If minds exist at all, it would seem that thoughts have to mean something. But what does it mean to mean something, and how does that meaning come about? Central to the debate on what meaning is, is the fight over whether meaning is an internal phenomena to the mind, or whether it’s external. One intuition says that how thoughts appear to us are all that matter. Another intuition suggests that what things are in the real outside world must also play a part in what a thought means. Among those outside world, external theories, there is the idea that the external relation incorporates space, in an abstract sense, how the ideas mean something over a fixed period of time. More radical theories include time, the history of the thought and perhaps even its future.
Key to how meaning comes about is found in the debates on atomism and various forms of holism. Can a thought mean something in and of itself? Or does it only have meaning in the context of other thoughts – holism?
There is a spectrum of positions incorporating both of these aspects. To the extreme left, pulling for orthodoxy to straightforward representational metaphysics is Jerry Fodor’s account which holds thoughts to be both internal and atomistic. On the extreme right, thoroughly rejection representationalism would be Jacques Derrida who holds a convoluted holism that is both spacially and temporally external while at the same time entangling those two axis. In the middle somewhere, would be externalists on the analytic side who followed the linguistic turn while trying to avoid driving over the edge of the cliff, Quine and Davidson, and the key continental being Saussure. Holistically committed, but synchronically externalists only.
Internal and atomistic representation are strightforward to grasp in essence, a key advantage. They are also lower maintenance, needing less exotic theory to maintain. But the complicated world might demand more. Sort of like, believing in absolute moral standards is nice and clean, but then you visit Africa and feel like maybe it’s a bit naive.
Holism has a couple of problems. First, with regard to meaning holism, many articulations have been put forward which don’t clearly capture the ‘meaning’ part. One clear conception that seems common to Fodor and Saussure, is that the meaning of one word is a product of the contrast, or difference between it and all other words. But on the face of it, it’s possible to give meaning holism as an output of a related non-meaning holism so that while meaning holism might follow, it remains unexplained. Another problem with holism is keeping the entire system from collapsing when one word changes since all others are related to it. Or keeping two people on the same page when they have different vocabularies.

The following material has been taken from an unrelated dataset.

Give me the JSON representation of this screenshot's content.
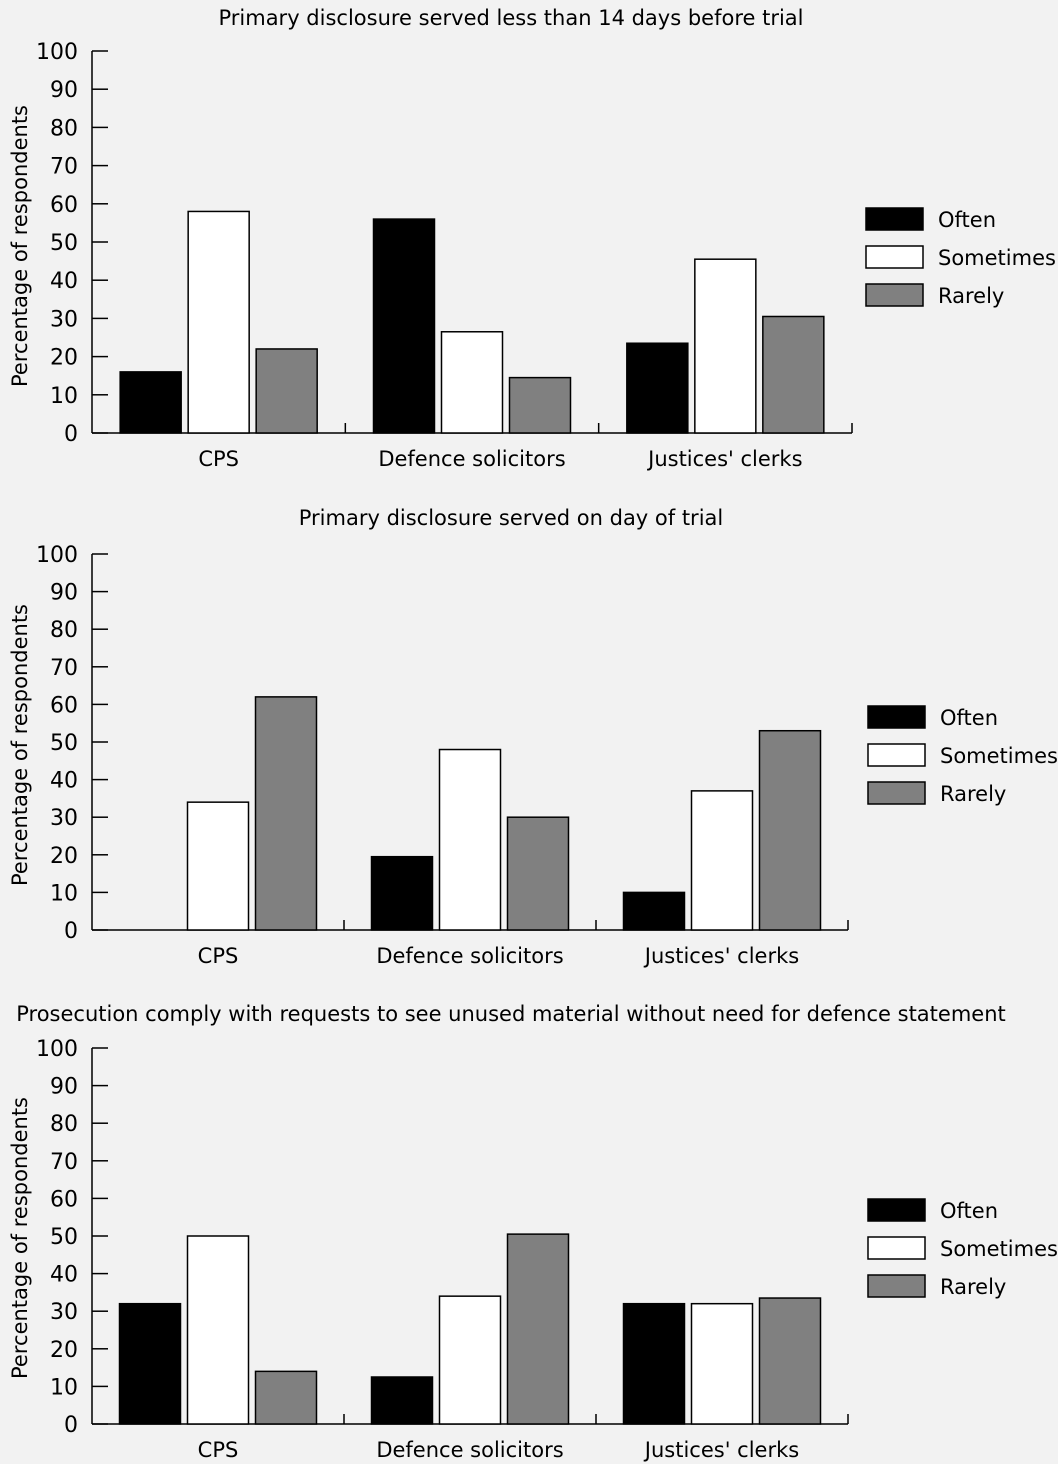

In Sassure’s semiotics, meaning is tied to the community, but synchronically so. Externalists on the analytic side seem to analyse the situation in a similar way, looking for spacially represented ways to relate concepts to each other holistically. Derrida thought meaning couldn’t be fixed so easily, and a synchronic snapshot sufficiently articulated whould leave clues behind as to how it acheived its apparent victory. He aped Heidegger’s temporal externalism and showed that meanings are unstable and that can all be borne out by relating snapshots to other snapshots. The snapshots are a spacialization of time, and their interrelated history is a temporalization of space. He went beyond Heidegger by arguing that no concept – including Being or difference – could sum up the situation adequately as a metatheory, being parts of the mix themselves.
Fodor’s atomism even though on a superficial level pretty straightforward, in the details, is certainly beyond the time I have to try and understand it. Semantic holism just as a general formulation is excruciatingly difficult if not impossible. What the details would be like worked out? But semantic holism combined with Derrida’s externalism would be pure hell. Out of the five people who have ever lived that understand Heidegger and Derrida, only God would be able to understand a detailed semantic Holism in their world.